Versteckte Kunstschätze - was wissen die Amerikaner?
Die Suche nach dem Bernsteinzimmer: Erschließung des Nikolaistollens geht weiter - Taucher sollen geflutete Teile untersuchen

Hora Svate Kateriny/Katharinaberg. Befinden sich in amerikanischen Archiven Dokumente über Kunstschätze, die in den letzten Wochen des Dritten Reiches im Erzgebirge versteckt wurden? Gehört möglicherweise das legendäre Bernsteinzimmer dazu?

Sechs Millionen Kronen hat die 300 Einwohner zählende böhmische Gemeinde Katharinaberg nach den Worten von Bürgermeisterin Eva Horakova bereits für die Erschließung des Nikolaistollens durch eine Spezialfirma ausgegeben. Ein gewisser Graham Smith tritt dabei als Sponsor auf. Der knapp 50-jährige amerikanische Geschäftsmann weiß über das Schachtsystem bestens Bescheid und verwendet modernste Geräte. Seine Detailkenntnis überrascht selbst die tschechischen Fachleute, erzählt Petr Pakosta, der die Arbeiten im Stollen leitet. Im Mai sollen Taucher geflutete Teile der Grube untersuchen.

65 Stollen gibt es im Gebiet von Katharinaberg und dem sächsischen Deutschneudorf, wenigstens zwölf waren während des Krieges noch offen. Bürgermeister Heinz-Peter Haustein ist überzeugt, dass in diesem Labyrinth Kulturgüter versteckt wurden. Ein anonymer Anruf war es, der zur Entdeckung des Fortuna-Stollens auf deutscher Seite führte, der nun als Schaubergwerk geöffnet ist.

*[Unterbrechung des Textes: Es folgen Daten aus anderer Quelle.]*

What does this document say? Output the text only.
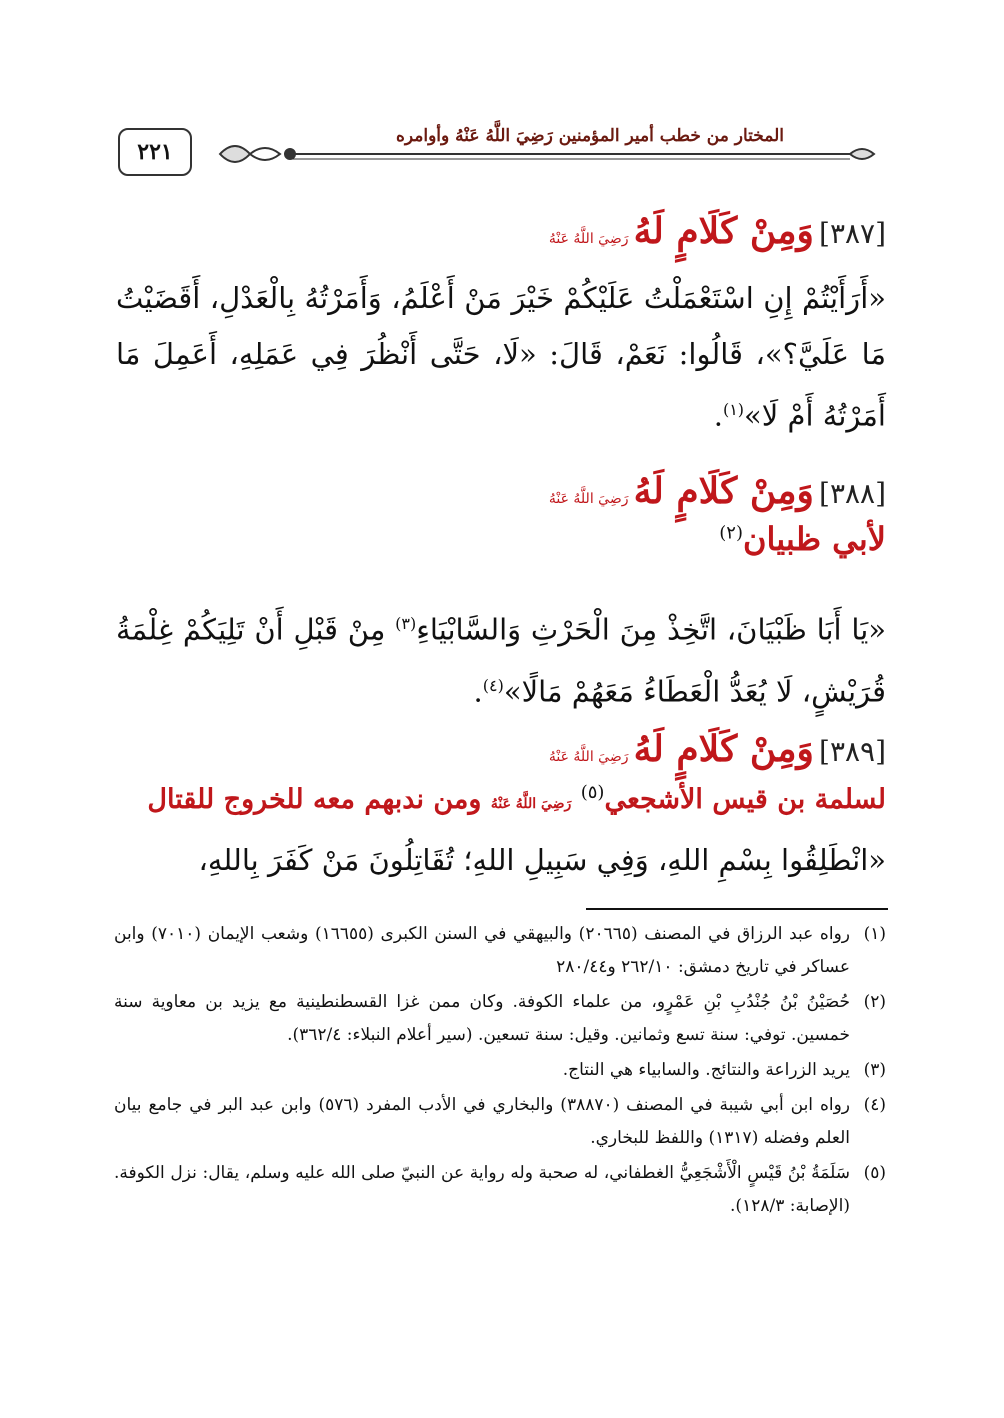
٢٢١
المختار من خطب أمير المؤمنين رَضِيَ اللَّهُ عَنْهُ وأوامره
[٣٨٧] وَمِنْ كَلَامٍ لَهُ رَضِيَ اللَّهُ عَنْهُ
«أَرَأَيْتُمْ إِنِ اسْتَعْمَلْتُ عَلَيْكُمْ خَيْرَ مَنْ أَعْلَمُ، وَأَمَرْتُهُ بِالْعَدْلِ، أَقَضَيْتُ مَا عَلَيَّ؟»، قَالُوا: نَعَمْ، قَالَ: «لَا، حَتَّى أَنْظُرَ فِي عَمَلِهِ، أَعَمِلَ مَا أَمَرْتُهُ أَمْ لَا»$^{(١)}$.
[٣٨٨] وَمِنْ كَلَامٍ لَهُ رَضِيَ اللَّهُ عَنْهُ
لأبي ظبيان$^{(٢)}$
«يَا أَبَا ظَبْيَانَ، اتَّخِذْ مِنَ الْحَرْثِ وَالسَّابْيَاءِ$^{(٣)}$ مِنْ قَبْلِ أَنْ تَلِيَكُمْ غِلْمَةُ قُرَيْشٍ، لَا يُعَدُّ الْعَطَاءُ مَعَهُمْ مَالًا»$^{(٤)}$.
[٣٨٩] وَمِنْ كَلَامٍ لَهُ رَضِيَ اللَّهُ عَنْهُ
لسلمة بن قيس الأشجعي$^{(٥)}$ رَضِيَ اللَّهُ عَنْهُ ومن ندبهم معه للخروج للقتال
«انْطَلِقُوا بِسْمِ اللهِ، وَفِي سَبِيلِ اللهِ؛ تُقَاتِلُونَ مَنْ كَفَرَ بِاللهِ،
(١)
رواه عبد الرزاق في المصنف (٢٠٦٦٥) والبيهقي في السنن الكبرى (١٦٦٥٥) وشعب الإيمان (٧٠١٠) وابن عساكر في تاريخ دمشق: ٢٦٢/١٠ و٢٨٠/٤٤
(٢)
حُصَيْنُ بْنُ جُنْدُبِ بْنِ عَمْرٍو، من علماء الكوفة. وكان ممن غزا القسطنطينية مع يزيد بن معاوية سنة خمسين. توفي: سنة تسع وثمانين. وقيل: سنة تسعين. (سير أعلام النبلاء: ٣٦٢/٤).
(٣)
يريد الزراعة والنتائج. والسابياء هي النتاج.
(٤)
رواه ابن أبي شيبة في المصنف (٣٨٨٧٠) والبخاري في الأدب المفرد (٥٧٦) وابن عبد البر في جامع بيان العلم وفضله (١٣١٧) واللفظ للبخاري.
(٥)
سَلَمَةُ بْنُ قَيْسٍ الْأَشْجَعِيُّ الغطفاني، له صحبة وله رواية عن النبيّ صلى الله عليه وسلم، يقال: نزل الكوفة. (الإصابة: ١٢٨/٣).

In Dokumenten der Wehrmacht fand sich nach Recherchen von Freie Presse eine Spur, wie die Unterlagen in die Hände der Amerikaner gelangt sein könnten. Wenn es diese Papiere gab, befanden sie sich im Stab vom Generalfeldmarschall Ferdinand Schörner, Chef der Heeresgruppe Mitte. In einem Bericht vom 4. Mai an den Hitler-Nachfolger, Großadmiral Karl Dönitz in Flensburg, ging Schörner noch davon aus, dass seine Heeresgruppe in der Lage sei, den Großraum Böhmen/ Mähren zu halten.

Allerdings änderten der tschechische Aufstand am 5. Mai und das rasche Reagieren der sowjetischen Truppen die Lage dramatisch. In Flensburg und bei den Amerikanern handelte man schnell. Am Nachmittag des 7. Mai flog aus Dönitz’ Stab Oberst Wilhelm Meyer-Detering mit einer US-Maschine nach Pilsen und von dort mit einem Kleinflugzeug zum Stab von Schörner, der sich zwischen Teplitz und Saaz befand. Offiziell hieß es, Meyer-Detering werde Details der Kapitulation besprechen. Am 8. Mai flog der Oberst über Graslitz nach Eger und von dort nach Flensburg, wo er am 10. Mai Bericht erstattete.

Die Rote Armee war durch abgehörte Funksprüche über den unerwarteten Besucher im Bilde und reagierte ebenfalls. Etwa eine Stunde nach dem Start des Flugzeugs überrollten Panzer Schörners Stab. Was Meyer-Detering mitnahm, bleibt im Dunkeln. Fakt ist, dass die sowjetische Seite Hinweise auf den Nikolaistollen in Katharinaberg bekam. 1947 sowie 1952 und 1975, so weiß inzwischen Bürgermeister Haustein aus Archivunterlagen, untersuchten Spezialisten den Schacht. Zahlreiche Seitenstollen sind mit Gestein und Erde verfüllt. Gleisstücke liegen noch dort, ebenso ein Hunt. Ein Teil der Grube war schon damals geflutet.